Publicado em: terça-feira, 22/07/2014

Cetesb sugere que campus da USP leste seja liberado decisão agora passa a ser da Justiça

Cetesb sugere que campus da USP leste seja liberado decisão agora passa a ser da JustiçaA Cetesb recomendou que o campus leste da Universidade de São Paulo, interditado desde o início deste ano, seja liberado, o campus da Universidade foi interditado após ter sido constatada a contaminação do solo, a decisão tomada pela Cetesb agora tem de ser validada pela Justiça, que ainda não emitiu nenhuma decisão.

Com a interdição um número equivalente a 5 mil alunos estão tendo aulas em locais provisórios e segundo informações da USP os contratos feitos com esses locais estão próximos da data de vencimento, que é daqui a nove dias, de acordo com a Reitoria da Universidade não foram traçados novos planos em relação a esses locais provisórios, já que de acordo com a reitoria eles esperam que a interdição do campus chegue ao fim.

O campus foi interditado tendo como base os laudos da própria Cetesb que declaravam haver risco de explosão no local, já que foi encontrado gás metano no solo e também devido a contaminação da terra, que provém da drenagem do rio Tietê.

A Cetesb justifica sua decisão pela desinterdição do campus declarando que a Universidade de São Paulo tomou atitudes e medidas que fazem com que o campus possa ser liberado para o retorno das atividades da Universidade, segundo a Cetesb houve a instalação de dutos para extração de gás, além disso grama também foi plantada na terra contaminada e tapumes foram colocados para isolar a área do campus.

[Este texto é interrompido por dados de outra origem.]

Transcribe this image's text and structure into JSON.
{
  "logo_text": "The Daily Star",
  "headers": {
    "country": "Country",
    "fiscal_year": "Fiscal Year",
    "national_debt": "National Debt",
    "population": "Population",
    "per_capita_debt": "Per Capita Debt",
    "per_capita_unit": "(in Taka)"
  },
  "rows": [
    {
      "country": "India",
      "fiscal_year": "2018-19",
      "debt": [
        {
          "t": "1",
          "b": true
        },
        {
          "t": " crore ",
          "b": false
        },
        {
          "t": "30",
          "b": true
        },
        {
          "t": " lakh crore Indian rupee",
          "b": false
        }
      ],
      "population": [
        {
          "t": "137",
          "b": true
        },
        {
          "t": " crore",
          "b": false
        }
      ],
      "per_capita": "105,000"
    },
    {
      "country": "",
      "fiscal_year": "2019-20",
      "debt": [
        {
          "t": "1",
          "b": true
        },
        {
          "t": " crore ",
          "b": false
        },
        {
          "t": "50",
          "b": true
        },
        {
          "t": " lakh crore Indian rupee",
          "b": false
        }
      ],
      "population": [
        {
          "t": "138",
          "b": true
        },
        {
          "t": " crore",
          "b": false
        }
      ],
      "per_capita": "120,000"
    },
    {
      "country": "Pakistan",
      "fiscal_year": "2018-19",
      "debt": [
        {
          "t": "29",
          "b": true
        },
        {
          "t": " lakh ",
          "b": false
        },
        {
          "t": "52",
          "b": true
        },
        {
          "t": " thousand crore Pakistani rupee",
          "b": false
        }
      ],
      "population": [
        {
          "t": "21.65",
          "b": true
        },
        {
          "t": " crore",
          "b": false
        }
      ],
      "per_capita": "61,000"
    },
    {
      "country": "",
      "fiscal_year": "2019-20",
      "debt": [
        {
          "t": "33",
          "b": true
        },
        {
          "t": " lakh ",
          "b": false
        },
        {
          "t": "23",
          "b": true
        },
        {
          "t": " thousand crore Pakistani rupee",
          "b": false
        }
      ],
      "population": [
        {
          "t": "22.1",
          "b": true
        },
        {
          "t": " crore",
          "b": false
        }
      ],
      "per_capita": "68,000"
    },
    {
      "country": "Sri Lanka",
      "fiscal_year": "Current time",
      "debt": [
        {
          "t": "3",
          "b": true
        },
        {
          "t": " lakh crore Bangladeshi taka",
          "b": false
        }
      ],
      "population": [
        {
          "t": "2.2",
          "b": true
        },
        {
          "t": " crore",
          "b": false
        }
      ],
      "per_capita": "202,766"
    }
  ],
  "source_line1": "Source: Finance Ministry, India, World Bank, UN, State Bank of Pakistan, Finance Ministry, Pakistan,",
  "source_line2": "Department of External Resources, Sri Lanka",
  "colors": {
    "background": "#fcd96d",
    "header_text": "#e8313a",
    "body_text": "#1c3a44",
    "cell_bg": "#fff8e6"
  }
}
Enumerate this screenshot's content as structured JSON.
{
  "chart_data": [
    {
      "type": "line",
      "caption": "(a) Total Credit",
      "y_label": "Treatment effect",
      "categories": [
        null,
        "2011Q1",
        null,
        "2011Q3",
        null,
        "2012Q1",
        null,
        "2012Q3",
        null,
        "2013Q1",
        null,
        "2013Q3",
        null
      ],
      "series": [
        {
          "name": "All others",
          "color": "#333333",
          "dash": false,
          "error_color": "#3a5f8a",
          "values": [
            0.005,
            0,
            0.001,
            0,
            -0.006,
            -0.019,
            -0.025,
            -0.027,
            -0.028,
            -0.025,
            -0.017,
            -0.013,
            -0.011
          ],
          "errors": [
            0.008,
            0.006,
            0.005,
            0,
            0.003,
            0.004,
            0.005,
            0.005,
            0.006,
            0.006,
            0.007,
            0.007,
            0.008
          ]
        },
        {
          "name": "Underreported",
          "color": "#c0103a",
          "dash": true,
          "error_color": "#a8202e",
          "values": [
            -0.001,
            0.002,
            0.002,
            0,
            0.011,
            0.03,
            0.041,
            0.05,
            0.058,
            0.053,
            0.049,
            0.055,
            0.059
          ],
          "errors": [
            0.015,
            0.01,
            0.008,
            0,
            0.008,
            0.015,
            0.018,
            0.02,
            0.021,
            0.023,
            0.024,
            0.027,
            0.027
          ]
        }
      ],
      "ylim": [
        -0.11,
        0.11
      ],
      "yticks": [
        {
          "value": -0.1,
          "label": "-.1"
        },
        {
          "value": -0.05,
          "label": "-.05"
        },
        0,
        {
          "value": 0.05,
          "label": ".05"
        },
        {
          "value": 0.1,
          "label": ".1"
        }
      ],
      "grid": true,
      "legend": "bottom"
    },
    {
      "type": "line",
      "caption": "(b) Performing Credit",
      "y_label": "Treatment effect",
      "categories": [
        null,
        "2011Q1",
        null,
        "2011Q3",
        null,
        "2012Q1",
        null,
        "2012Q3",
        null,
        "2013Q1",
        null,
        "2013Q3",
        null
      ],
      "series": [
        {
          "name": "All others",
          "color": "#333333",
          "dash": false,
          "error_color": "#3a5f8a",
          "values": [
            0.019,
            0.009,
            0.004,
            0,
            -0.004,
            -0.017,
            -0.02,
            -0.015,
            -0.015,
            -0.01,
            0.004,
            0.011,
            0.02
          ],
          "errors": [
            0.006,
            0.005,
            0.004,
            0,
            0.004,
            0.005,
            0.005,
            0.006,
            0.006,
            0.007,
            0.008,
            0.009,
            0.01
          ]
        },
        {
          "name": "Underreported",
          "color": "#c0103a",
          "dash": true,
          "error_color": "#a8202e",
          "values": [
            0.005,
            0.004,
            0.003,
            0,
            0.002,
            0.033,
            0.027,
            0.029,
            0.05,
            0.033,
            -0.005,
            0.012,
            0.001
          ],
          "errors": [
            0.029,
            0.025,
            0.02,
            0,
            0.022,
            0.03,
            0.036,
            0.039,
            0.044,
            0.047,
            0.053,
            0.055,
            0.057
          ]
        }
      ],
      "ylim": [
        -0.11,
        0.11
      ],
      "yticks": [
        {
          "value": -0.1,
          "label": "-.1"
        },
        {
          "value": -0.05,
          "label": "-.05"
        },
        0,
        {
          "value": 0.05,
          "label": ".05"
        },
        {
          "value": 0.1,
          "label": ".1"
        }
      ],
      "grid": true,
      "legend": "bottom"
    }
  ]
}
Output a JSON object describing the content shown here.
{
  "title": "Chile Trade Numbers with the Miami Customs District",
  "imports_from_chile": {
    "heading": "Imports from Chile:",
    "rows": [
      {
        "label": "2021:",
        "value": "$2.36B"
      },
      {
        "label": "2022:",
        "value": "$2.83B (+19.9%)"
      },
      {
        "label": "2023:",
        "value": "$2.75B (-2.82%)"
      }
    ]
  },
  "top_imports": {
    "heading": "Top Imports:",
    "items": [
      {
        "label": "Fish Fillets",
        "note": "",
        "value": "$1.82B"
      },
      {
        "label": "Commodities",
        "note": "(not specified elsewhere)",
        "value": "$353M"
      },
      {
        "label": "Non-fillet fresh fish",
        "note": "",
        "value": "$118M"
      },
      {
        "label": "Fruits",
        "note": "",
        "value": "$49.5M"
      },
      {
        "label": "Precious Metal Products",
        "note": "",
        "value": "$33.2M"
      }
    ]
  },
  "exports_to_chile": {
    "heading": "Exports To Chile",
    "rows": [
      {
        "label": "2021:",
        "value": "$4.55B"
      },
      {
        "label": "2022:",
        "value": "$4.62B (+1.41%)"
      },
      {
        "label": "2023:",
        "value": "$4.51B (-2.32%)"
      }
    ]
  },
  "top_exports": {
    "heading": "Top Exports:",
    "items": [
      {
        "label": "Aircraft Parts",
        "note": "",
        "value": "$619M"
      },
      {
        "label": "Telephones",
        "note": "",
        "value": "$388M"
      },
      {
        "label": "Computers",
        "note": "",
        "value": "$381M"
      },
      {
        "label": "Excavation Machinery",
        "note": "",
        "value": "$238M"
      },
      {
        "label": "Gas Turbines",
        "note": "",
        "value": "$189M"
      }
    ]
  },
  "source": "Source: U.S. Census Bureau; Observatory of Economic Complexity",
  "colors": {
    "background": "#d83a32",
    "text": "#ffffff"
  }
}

A Cetesb diz ainda que são necessárias maiores investigações do solo, o órgão determinou a desinterdição do campus após análises realizadas sobre a existência de gás metano no local e ainda não haviam sido colocados os dutos para a retirada de gás, porém a Justiça decidiu que melhorias deveriam ser realizadas no local para que houvesse a desinterdição, a avaliação realizada agora tem mais abrangência.

A decisão de liberar o campus, no entanto, provoca opiniões diversas, já que alguns docentes e também alunos acham que o retorno das atividades no campus é possível, já para outros essa desinterdição pode ocasionar que medidas que possibilitem uma solução definitiva para o problema não sejam tomadas, como retirar a terra que está contaminada do local.

Segundo a professora de obstetrícia Elisabete Franco Cruz, a universidade deveria ter um plano para caso a desinterdição do campus não aconteça, já que segundo ela os alunos estão espalhados por 14 locais diferentes que possuem condições inadequadas, de acordo com Elisabete esse problema não pode se repetir.